Kein Märtyrerbonus für die SP
Allenfalls kann er mit bürgerlichen «Proteststimmen» rechnen, doch das Parlament wird sich an die Vorgabe der SP halten, um der Partei knapp ein Jahr vor den Wahlen keinen «Märtyrerbonus» zu verschaffen. Damit könnte es am 7. Dezember zum Duell zwischen Evi Allemann und Eva Herzog kommen. Was spricht für und was gegen sie?
Evi Allemann
Alter: 44 Jahre
Ausbildung: Jus-Studium mit Lizenziat
Politik: 2003–2018 Nationalrätin
seit 2018 Vorsteherin der Direktion für Inneres und Justiz des Kantons Bern
Familie: ein Sohn (12) und eine Tochter (7), lebt in einer Patchwork-Familie
Pro
- Es gab noch nie eine Bundesrätin mit schulpflichtigen Kindern. Allemann würde dieses «Manko» beheben.
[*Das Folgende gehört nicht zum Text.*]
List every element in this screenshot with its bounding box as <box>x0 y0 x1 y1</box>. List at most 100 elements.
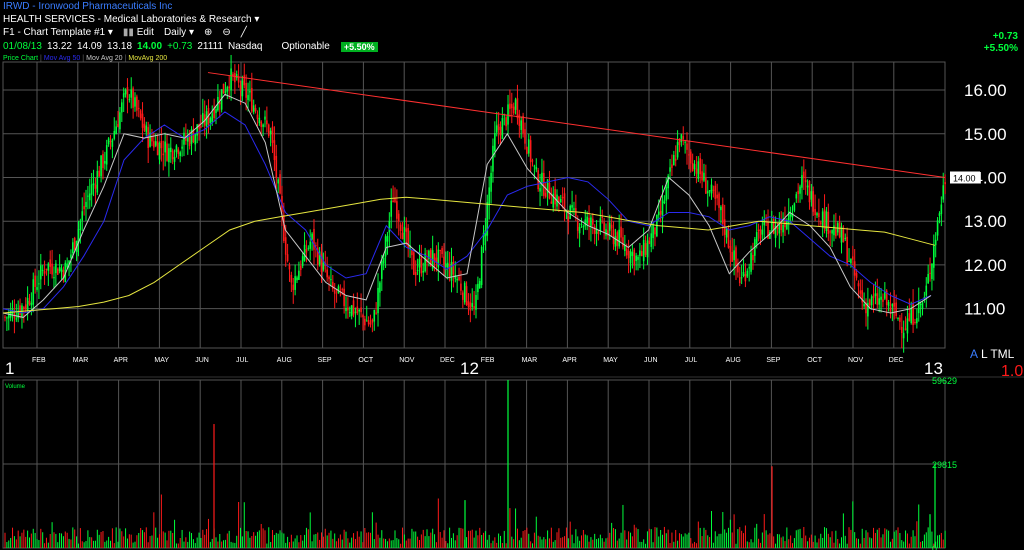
up-candle <box>307 247 310 249</box>
up-candle <box>445 263 447 268</box>
up-candle <box>680 134 683 143</box>
down-candle <box>356 306 359 314</box>
month-label: OCT <box>807 357 823 364</box>
up-candle <box>642 239 645 262</box>
down-candle <box>510 104 513 109</box>
up-candle <box>848 260 850 262</box>
up-candle <box>706 191 709 194</box>
month-label: NOV <box>848 357 864 364</box>
down-candle <box>558 196 560 202</box>
month-label: FEB <box>32 357 46 364</box>
month-label: JUN <box>195 357 209 364</box>
price-tick-label: 13.00 <box>964 212 1007 231</box>
month-label: APR <box>562 357 576 364</box>
down-candle <box>362 315 364 318</box>
down-candle <box>688 154 690 156</box>
down-candle <box>332 281 334 290</box>
down-candle <box>842 227 845 243</box>
trendline <box>207 72 946 178</box>
up-candle <box>578 226 581 234</box>
down-candle <box>326 269 328 278</box>
up-candle <box>795 194 798 199</box>
up-candle <box>763 219 766 226</box>
price-volume-chart[interactable]: 11.0012.0013.0014.0015.0016.00FEB MAR APR M… <box>0 0 1024 550</box>
up-candle <box>258 117 261 124</box>
up-candle <box>478 280 481 289</box>
up-candle <box>422 270 425 273</box>
up-candle <box>520 120 523 130</box>
scale-badge-num: 1.0 <box>1001 363 1023 380</box>
up-candle <box>477 283 479 293</box>
up-candle <box>365 320 368 322</box>
month-label: MAY <box>154 357 169 364</box>
down-candle <box>714 185 717 199</box>
price-tick-label: 16.00 <box>964 81 1007 100</box>
up-candle <box>916 318 918 324</box>
up-candle <box>629 250 632 264</box>
last-price-tag: 14.00 <box>953 173 976 183</box>
down-candle <box>499 126 502 136</box>
down-candle <box>859 290 862 294</box>
down-candle <box>271 126 274 143</box>
up-candle <box>128 98 131 101</box>
down-candle <box>137 107 140 110</box>
up-candle <box>168 148 170 163</box>
down-candle <box>686 143 688 150</box>
up-candle <box>87 195 89 197</box>
down-candle <box>627 250 630 259</box>
up-candle <box>921 302 924 309</box>
down-candle <box>251 87 253 112</box>
up-candle <box>746 270 749 277</box>
down-candle <box>855 273 858 278</box>
month-label: FEB <box>481 357 495 364</box>
volume-tick-label: 59629 <box>932 376 957 386</box>
up-candle <box>154 141 157 146</box>
down-candle <box>691 162 694 171</box>
down-candle <box>729 246 732 253</box>
down-candle <box>640 251 643 257</box>
up-candle <box>608 222 611 231</box>
up-candle <box>416 270 419 272</box>
month-label: APR <box>114 357 128 364</box>
down-candle <box>882 299 884 302</box>
up-candle <box>490 172 492 192</box>
up-candle <box>418 258 421 268</box>
down-candle <box>509 103 511 109</box>
down-candle <box>738 277 741 284</box>
down-candle <box>367 320 370 325</box>
up-candle <box>475 294 477 310</box>
up-candle <box>495 125 498 133</box>
up-candle <box>309 241 312 249</box>
down-candle <box>612 229 615 245</box>
down-candle <box>371 319 374 323</box>
down-candle <box>804 180 807 183</box>
down-candle <box>369 322 372 325</box>
month-label: JUL <box>236 357 249 364</box>
up-candle <box>650 233 653 247</box>
down-candle <box>893 302 896 307</box>
up-candle <box>708 190 711 192</box>
down-candle <box>752 254 754 261</box>
up-candle <box>850 258 852 264</box>
up-candle <box>463 282 466 303</box>
down-candle <box>24 304 27 310</box>
down-candle <box>132 88 134 108</box>
down-candle <box>576 221 579 231</box>
up-candle <box>571 205 573 208</box>
up-candle <box>938 213 941 216</box>
down-candle <box>603 222 605 232</box>
down-candle <box>473 306 475 308</box>
up-candle <box>235 74 238 78</box>
down-candle <box>674 158 677 161</box>
up-candle <box>878 298 880 305</box>
up-candle <box>725 227 728 238</box>
up-candle <box>750 252 752 272</box>
up-candle <box>631 252 634 257</box>
up-candle <box>786 220 788 230</box>
down-candle <box>772 218 775 234</box>
up-candle <box>833 225 835 236</box>
down-candle <box>43 271 46 274</box>
up-candle <box>925 285 928 296</box>
up-candle <box>107 138 110 145</box>
down-candle <box>512 106 515 114</box>
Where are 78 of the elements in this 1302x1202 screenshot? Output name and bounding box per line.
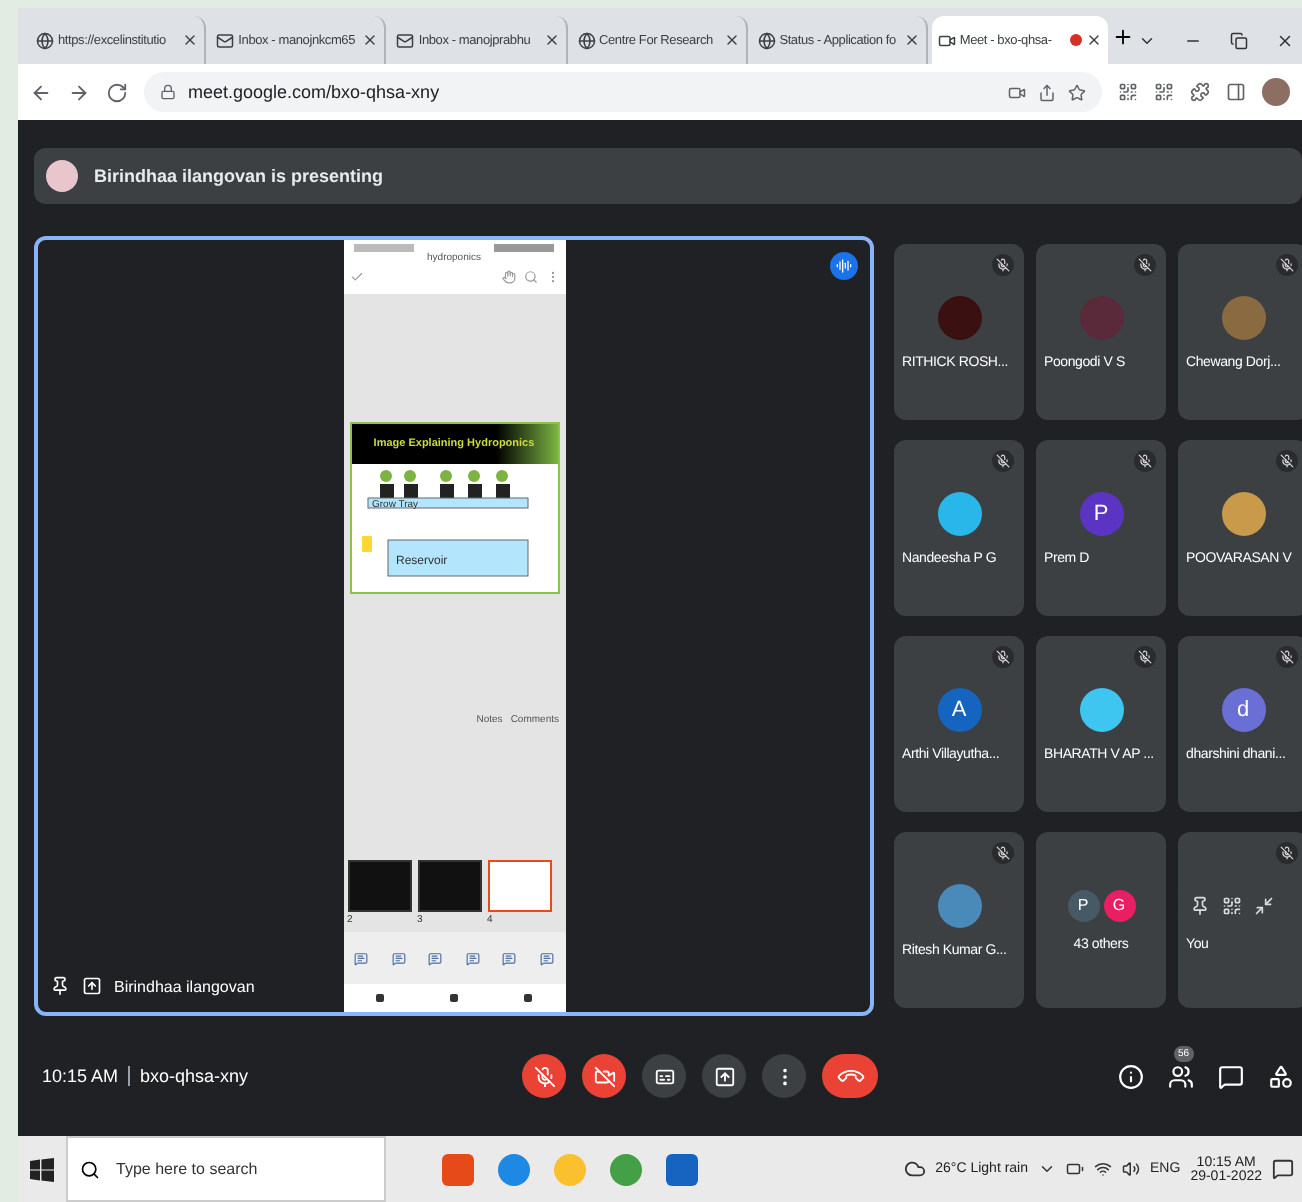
toolbar-icon[interactable] — [502, 952, 517, 966]
globe-icon — [757, 31, 776, 49]
forward-icon[interactable] — [68, 81, 90, 103]
hand-icon — [501, 270, 515, 284]
toolbar-icon[interactable] — [465, 952, 480, 966]
activities-icon[interactable] — [1268, 1063, 1294, 1089]
search-icon — [80, 1159, 100, 1179]
banner-text: Birindhaa ilangovan is presenting — [94, 166, 384, 186]
lock-icon — [160, 84, 176, 100]
mic-off-button[interactable] — [522, 1054, 566, 1098]
close-icon[interactable] — [723, 32, 740, 48]
mic-off-icon — [533, 1065, 555, 1087]
new-tab-icon[interactable] — [1112, 25, 1135, 47]
pin-icon[interactable] — [50, 976, 70, 996]
more-options-button[interactable] — [762, 1054, 806, 1098]
puzzle-icon[interactable] — [1190, 82, 1210, 102]
captions-button[interactable] — [642, 1054, 686, 1098]
pin-icon[interactable] — [1190, 895, 1210, 915]
avatar-letter: P — [1067, 889, 1099, 921]
leave-call-button[interactable] — [822, 1054, 878, 1098]
battery-icon — [1066, 1160, 1085, 1178]
speaking-indicator — [830, 252, 858, 280]
tray-chevron-icon[interactable] — [1038, 1160, 1057, 1178]
toolbar-icon[interactable] — [428, 952, 443, 966]
restore-icon[interactable] — [1230, 31, 1249, 49]
camera-off-icon — [593, 1065, 615, 1087]
avatar-letter: P — [1079, 491, 1123, 535]
camera-icon[interactable] — [1008, 83, 1026, 101]
camera-off-button[interactable] — [582, 1054, 626, 1098]
wifi-icon — [1094, 1160, 1113, 1178]
windows-logo-icon[interactable] — [30, 1157, 54, 1181]
nav-icon[interactable] — [524, 994, 532, 1002]
avatar-photo-placeholder — [46, 160, 78, 192]
close-icon[interactable] — [182, 32, 199, 48]
chat-icon[interactable] — [1218, 1063, 1244, 1089]
profile-avatar[interactable] — [1262, 78, 1290, 106]
share-icon[interactable] — [1038, 83, 1056, 101]
close-icon[interactable] — [362, 32, 379, 48]
video-icon — [937, 31, 956, 49]
present-icon — [82, 976, 102, 996]
address-bar[interactable]: meet.google.com/bxo-qhsa-xny — [144, 72, 1102, 112]
notifications-icon[interactable] — [1272, 1158, 1294, 1180]
nav-icon[interactable] — [450, 994, 458, 1002]
taskbar-search-field[interactable]: Type here to search — [112, 1158, 372, 1180]
check-icon — [349, 270, 363, 284]
present-icon — [713, 1065, 735, 1087]
captions-icon — [653, 1065, 675, 1087]
search-icon — [523, 270, 537, 284]
close-icon[interactable] — [543, 32, 560, 48]
toolbar-icon[interactable] — [354, 952, 369, 966]
toolbar-icon[interactable] — [539, 952, 554, 966]
globe-icon — [36, 31, 54, 49]
globe-icon — [577, 31, 596, 49]
weather-icon — [903, 1158, 926, 1180]
side-panel-icon[interactable] — [1226, 82, 1246, 102]
minimize-icon[interactable] — [1254, 895, 1274, 915]
meeting-time: 10:15 AM — [42, 1066, 119, 1086]
mail-icon — [216, 31, 235, 49]
present-button[interactable] — [702, 1054, 746, 1098]
volume-icon[interactable] — [1122, 1160, 1141, 1178]
back-icon[interactable] — [30, 81, 52, 103]
avatar-letter: A — [937, 687, 981, 731]
info-icon[interactable] — [1118, 1063, 1144, 1089]
reload-icon[interactable] — [106, 81, 128, 103]
taskbar-search-box[interactable]: Type here to search — [66, 1136, 386, 1202]
close-icon[interactable] — [1086, 32, 1103, 48]
toolbar-icon[interactable] — [391, 952, 406, 966]
people-icon[interactable] — [1168, 1063, 1194, 1089]
star-icon[interactable] — [1068, 83, 1086, 101]
close-icon[interactable] — [1276, 31, 1295, 49]
avatar-letter: d — [1221, 687, 1265, 731]
presenter-name: Birindhaa ilangovan — [114, 977, 255, 995]
meeting-code: bxo-qhsa-xny — [140, 1066, 249, 1086]
close-icon[interactable] — [903, 32, 920, 48]
nav-icon[interactable] — [376, 994, 384, 1002]
avatar-letter: G — [1103, 889, 1135, 921]
grid-icon[interactable] — [1222, 895, 1242, 915]
mail-icon — [396, 31, 415, 49]
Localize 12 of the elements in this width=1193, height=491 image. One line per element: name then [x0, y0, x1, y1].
- Im Nationalrat war sie breit aufgestellt und käme auch für «unbeliebte» Departemente wie EJPD oder VBS infrage.
- Als Mitgründerin der Reformplattform neben Daniel Jositsch und Pascale Bruderer gehörte sie zum rechten SP-Flügel und ist damit auch für Bürgerliche wählbar.
Contra
- In ihrer langjährigen Politkarriere ist Allemann nie besonders aufgefallen.
- Sie sitzt seit vier Jahren nicht mehr im Nationalrat. Viele kennen sie nicht oder kaum.
- Am 7. Dezember ist der SVP-Sitz von Ueli Maurer zuerst an der Reihe. Schafft es Topfavorit Albert Rösti, wird die Bundesversammlung kaum nochmals jemanden aus dem Kanton Bern wählen. 2010 gab es zwar eine Berner «Doppelwahl» mit Sommaruga und Johann Schneider-Ammann, aber eine Wiederholung ist schwer vorstellbar.
Eva Herzog
Alter: 60 Jahre
Ausbildung: Studium der Geschichte, Wirtschaftswissenschaften und Spanisch, Dr. phil
Politik: 2005–2020 Vorsteherin des Finanzdepartements des Kantons Basel-Stadt
seit 2019 Ständerätin
Familie: zwei erwachsene Söhne, lebt in einer Beziehung
Pro
- Sie war schon als Basler Finanzdirektorin eine national bekannte Persönlichkeit und kann einen beachtlichen Leistungsausweis vorweisen.
- In Steuerfragen hatte sich Herzog mit der eigenen Partei angelegt. Mit ihrem Einsatz für Soziales und Gleichstellung kommt sie aber auch beim linken SP-Flügel gut an.
- Sie vertritt eine Region, die trotz ihrer Wirtschaftskraft (die Region Basel ist Hauptstandort der Pharmabranche) seit fast 50 Jahren nicht mehr im Bundesrat vertreten war.
Contra
- Am Weihnachtstag wird Eva Herzog 61 Jahre alt. Eine Verjüngung des Bundesrats wird es mit ihr nicht geben.
- Sie gilt als eher distanziert. Die Sympathien fliegen ihr nicht unbedingt zu.
- Bei den Bürgerlichen könnte es Vorbehalte gegen das rotgrüne Basel geben, das eine stärkere Bindung zu den Nachbarn in Deutschland und Frankreich hat als zum Rest der Schweiz.
Unter dem Strich spricht einiges für die Wahl von Eva Herzog. Es kommt dabei auch auf die SVP an. Am Freitag fällt ein Vorentscheid. Die Findungskommission wird der Fraktion ihren Wahlvorschlag unterbreiten. Bleibt Rösti im Rennen, ist er fast schon gewählt. Und Evi Allemann müsste als Bernerin ihre Ambitionen vermutlich begraben.
Das von den Medien gepushte Argument, es brauche eine junge Mutter im Bundesrat, muss man hinterfragen. So hinkt der Vergleich mit ausländischen Vorbildern wie Sanna Marin und Jacinda Ardern. Die Schweiz hat ein anderes System. Unsere Regierung besteht salopp formuliert aus sieben Chefinnen und Chefs, die auch noch Fachministerien leiten.
Entsprechend gross ist das Arbeitspensum. Natürlich gibt es Beispiele wie Moritz Leuenberger, der das «Tagesgeschäft» weitgehend seinem Generalsekretär Hans Weder überlassen hatte. Oder den «Home-Office-Bundesrat» Didier Burkhalter. Aber gerade Frauen klagen nicht zu Unrecht häufig, dass sie härter beurteilt würden als Männer.